Brussels - The final round in a boxing match is the time for desperate efforts as the battered fighters aim for a last-minute knock-out. Picture 27 such fights going on in the same ring, and you will have some idea of the diplomatic struggle gripping the European Union as member states grapple over the final details of a legal proposal for fighting climate change ahead of a summit on December 11-12.
"Europe faces a moment of truth over the next week on the issue of climate change. ... (The EU needs) an agreement which shows that Europe is serious about climate change, that it isn't backing away despite the economic difficulties," Britain's Climate Minister Ed Miliband said Thursday at a meeting with EU counterparts in Brussels.
In March 2007, EU leaders agreed that the bloc should cut its emissions of carbon dioxide (CO2, the gas most associated with global warming) to 20 per cent below 1990 levels by 2020, and to deepen that cut to 30 per cent if other world powers make similar commitments at a summit in Copenhagen in 2009.
The proposal is nothing less than a "third industrial revolution," Poland's Europe Minister Mikolaj Dowgielewicz said on November 27.
But ever since the EU's executive, the European Commission, in January proposed laws saying how the bloc should hit its goals, the EU's 27 members have been locked in combat as each one bids to wrench the laws in favour of its own national economy.
States are deeply at odds over the question of how much protection highly-polluting industries receive, how much rich countries should pay poor ones to clean up their act, and how they should protect their voters from sudden electricity price rises.
"Of course national parliaments are trying to back away, (saying) we should wait for (US president-elect Barack) Obama or Copenhagen, or because of the financial crisis," French Environment Minister Jean-Louis Borloo, whose country has the unenviable task of chairing the talks as holder of the EU's rotating presidency, said.
The debate is set to come to a head at Thursday's summit, when EU leaders get to grips over the most difficult outstanding issues.
And ahead of the summit, the diplomatic manoeuvring has reached fever pitch, with the French government in non-stop talks with member states and the European Parliament - which would also have to approve any political agreement - in a bid to clinch a final deal.

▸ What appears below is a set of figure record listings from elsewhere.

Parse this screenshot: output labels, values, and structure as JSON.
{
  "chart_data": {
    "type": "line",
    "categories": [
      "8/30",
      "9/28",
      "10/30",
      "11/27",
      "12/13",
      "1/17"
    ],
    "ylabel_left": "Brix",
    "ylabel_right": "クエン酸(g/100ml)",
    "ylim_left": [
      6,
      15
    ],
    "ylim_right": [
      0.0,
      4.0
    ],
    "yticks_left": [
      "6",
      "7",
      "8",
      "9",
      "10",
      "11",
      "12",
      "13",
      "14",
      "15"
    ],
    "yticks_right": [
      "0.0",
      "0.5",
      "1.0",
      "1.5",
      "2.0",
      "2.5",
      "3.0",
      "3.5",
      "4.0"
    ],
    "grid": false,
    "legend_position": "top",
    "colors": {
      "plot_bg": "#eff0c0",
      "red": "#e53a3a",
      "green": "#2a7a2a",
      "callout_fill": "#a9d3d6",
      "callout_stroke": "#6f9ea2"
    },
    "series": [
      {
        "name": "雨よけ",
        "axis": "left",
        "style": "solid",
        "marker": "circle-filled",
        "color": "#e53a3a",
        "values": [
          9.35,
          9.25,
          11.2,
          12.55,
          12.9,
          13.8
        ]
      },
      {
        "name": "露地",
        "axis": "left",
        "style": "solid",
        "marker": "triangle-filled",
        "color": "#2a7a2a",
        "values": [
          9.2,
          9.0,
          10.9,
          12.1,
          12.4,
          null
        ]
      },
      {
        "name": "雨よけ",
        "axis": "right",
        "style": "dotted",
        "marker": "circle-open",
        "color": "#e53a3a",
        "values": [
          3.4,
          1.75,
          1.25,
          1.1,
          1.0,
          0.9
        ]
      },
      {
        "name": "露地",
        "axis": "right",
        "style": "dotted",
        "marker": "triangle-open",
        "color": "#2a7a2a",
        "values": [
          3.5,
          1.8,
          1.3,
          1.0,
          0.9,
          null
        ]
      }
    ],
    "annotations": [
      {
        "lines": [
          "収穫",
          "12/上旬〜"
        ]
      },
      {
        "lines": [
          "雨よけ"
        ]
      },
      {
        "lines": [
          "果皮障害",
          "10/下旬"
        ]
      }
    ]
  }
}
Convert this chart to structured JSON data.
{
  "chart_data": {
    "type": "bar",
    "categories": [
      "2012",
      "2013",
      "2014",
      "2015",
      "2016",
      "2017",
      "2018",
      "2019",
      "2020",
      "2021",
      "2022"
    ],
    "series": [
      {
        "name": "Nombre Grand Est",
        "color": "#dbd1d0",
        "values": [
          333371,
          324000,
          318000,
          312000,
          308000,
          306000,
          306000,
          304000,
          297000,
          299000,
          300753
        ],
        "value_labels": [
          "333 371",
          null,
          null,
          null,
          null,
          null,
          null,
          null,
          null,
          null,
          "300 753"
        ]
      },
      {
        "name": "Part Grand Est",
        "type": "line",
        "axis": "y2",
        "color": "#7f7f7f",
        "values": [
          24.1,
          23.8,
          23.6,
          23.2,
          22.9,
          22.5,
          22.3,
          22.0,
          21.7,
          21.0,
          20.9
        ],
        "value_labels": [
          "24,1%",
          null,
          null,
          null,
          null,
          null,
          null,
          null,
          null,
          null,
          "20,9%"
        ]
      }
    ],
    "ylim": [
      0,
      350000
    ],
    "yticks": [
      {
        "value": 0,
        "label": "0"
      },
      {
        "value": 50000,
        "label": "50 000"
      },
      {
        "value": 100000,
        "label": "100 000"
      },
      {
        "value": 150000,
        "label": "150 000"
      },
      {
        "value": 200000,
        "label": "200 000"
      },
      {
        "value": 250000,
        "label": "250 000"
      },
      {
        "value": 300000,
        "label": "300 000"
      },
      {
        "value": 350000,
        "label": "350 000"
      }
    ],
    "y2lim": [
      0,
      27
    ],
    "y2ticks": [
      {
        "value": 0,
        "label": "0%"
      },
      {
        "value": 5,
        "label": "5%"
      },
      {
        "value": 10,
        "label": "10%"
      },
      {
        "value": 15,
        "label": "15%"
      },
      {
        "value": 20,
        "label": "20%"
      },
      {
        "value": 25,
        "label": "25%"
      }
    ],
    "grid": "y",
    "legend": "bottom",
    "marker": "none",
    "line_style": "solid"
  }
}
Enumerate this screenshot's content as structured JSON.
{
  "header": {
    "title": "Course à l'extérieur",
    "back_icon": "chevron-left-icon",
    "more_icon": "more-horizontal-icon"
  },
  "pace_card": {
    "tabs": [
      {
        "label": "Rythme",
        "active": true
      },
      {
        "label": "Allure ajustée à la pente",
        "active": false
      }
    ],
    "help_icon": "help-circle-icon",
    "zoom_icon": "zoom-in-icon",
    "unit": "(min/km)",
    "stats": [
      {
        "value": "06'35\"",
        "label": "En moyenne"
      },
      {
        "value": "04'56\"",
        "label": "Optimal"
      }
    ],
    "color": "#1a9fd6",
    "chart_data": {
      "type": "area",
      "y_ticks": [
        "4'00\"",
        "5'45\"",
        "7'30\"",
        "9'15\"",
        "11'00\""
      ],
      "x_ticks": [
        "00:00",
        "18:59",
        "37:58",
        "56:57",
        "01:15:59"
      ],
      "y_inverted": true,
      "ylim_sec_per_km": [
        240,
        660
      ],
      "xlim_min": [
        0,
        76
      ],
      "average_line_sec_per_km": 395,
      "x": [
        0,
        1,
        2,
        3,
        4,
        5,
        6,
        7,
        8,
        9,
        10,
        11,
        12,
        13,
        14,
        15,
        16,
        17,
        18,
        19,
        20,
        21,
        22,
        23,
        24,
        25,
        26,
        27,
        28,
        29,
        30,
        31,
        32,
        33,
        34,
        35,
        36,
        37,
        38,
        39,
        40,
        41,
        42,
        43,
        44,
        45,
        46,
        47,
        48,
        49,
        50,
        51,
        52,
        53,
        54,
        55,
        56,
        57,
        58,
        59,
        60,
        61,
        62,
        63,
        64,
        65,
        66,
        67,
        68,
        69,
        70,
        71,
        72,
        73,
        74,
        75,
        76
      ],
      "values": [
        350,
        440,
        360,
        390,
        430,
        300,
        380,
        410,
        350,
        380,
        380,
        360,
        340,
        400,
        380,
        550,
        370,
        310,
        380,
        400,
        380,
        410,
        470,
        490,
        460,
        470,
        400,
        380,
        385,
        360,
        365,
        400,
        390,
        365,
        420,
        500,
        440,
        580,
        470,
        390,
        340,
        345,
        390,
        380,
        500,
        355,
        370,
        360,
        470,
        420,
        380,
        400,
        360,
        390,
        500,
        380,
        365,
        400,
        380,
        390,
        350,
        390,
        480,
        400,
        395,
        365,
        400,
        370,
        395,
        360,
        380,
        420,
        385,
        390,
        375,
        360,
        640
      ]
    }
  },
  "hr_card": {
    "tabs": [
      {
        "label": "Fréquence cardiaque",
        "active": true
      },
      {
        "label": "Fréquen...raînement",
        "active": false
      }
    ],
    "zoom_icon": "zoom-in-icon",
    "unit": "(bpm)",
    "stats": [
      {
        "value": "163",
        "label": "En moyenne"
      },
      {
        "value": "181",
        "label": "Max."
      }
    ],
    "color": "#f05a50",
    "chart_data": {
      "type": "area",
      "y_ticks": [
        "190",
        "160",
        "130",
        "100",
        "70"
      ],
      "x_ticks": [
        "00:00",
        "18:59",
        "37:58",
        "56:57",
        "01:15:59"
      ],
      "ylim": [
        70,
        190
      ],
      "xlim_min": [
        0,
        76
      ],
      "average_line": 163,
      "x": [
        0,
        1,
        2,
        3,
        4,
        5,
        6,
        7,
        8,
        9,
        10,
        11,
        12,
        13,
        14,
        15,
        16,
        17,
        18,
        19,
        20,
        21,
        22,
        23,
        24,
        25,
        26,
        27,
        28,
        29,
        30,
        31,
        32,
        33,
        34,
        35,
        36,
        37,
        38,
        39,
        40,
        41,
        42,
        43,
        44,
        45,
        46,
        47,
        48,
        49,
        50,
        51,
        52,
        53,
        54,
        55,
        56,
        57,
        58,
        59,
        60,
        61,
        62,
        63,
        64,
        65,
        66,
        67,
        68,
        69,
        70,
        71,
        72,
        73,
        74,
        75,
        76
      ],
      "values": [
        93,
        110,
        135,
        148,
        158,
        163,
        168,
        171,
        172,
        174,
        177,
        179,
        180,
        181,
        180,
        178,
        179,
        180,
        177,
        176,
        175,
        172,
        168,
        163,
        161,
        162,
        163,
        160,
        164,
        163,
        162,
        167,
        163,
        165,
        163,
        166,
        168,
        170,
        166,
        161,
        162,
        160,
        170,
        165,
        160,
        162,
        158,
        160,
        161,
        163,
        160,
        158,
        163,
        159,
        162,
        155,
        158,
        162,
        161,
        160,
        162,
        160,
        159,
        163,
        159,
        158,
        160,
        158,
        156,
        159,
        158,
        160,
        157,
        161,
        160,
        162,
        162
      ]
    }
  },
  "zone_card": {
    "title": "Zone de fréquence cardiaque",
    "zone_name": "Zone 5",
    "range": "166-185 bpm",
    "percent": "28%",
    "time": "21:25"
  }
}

Diplomats in Brussels are still reeling from an ambassadorial debate on the climate package which began at 9 o'clock on Friday morning and finished at 6 o'clock the following morning.
That meeting set up a series of "trialogues" between French officials, the commission and the European Parliament - negotiations on individual points which have run through night after night.
It also led to a flurry of proposals from member states, with staff in the EU's central bureaucracy complaining that they have now received so many papers that they barely have time to read them, let alone translate them into the bloc's three working languages.
At the same time, EU leaders have been engaging in a frantic round of bilateral and multilateral meetings.
The biggest of those is due on Saturday, when French President Nicolas Sarkozy - the host of next week's summit - is set to travel to Poland to debate the climate proposals with their most vocal critics: Poland, the Baltic states, Bulgaria, Hungary, Romania, Slovakia and Slovenia.
But officials across Brussels agree that the toughest question - who pays the bill of stopping climate change - is so contentious that only a summit of all the EU's leaders will be able to answer it.
At the equivalent summit in March 2007, when Germany's Chancellor Angela Merkel brokered the initial EU deal on the principle of cutting CO2 emissions, the debate was over shortly before midnight.
With EU member states now at one another's throats over the details - and costs - of the commission proposals, diplomats say that the next meeting will be lucky to get a deal before dawn.
And that means that Sarkozy will have to have all his wits about him if he is to keep the EU's climate proposals from a damaging fall.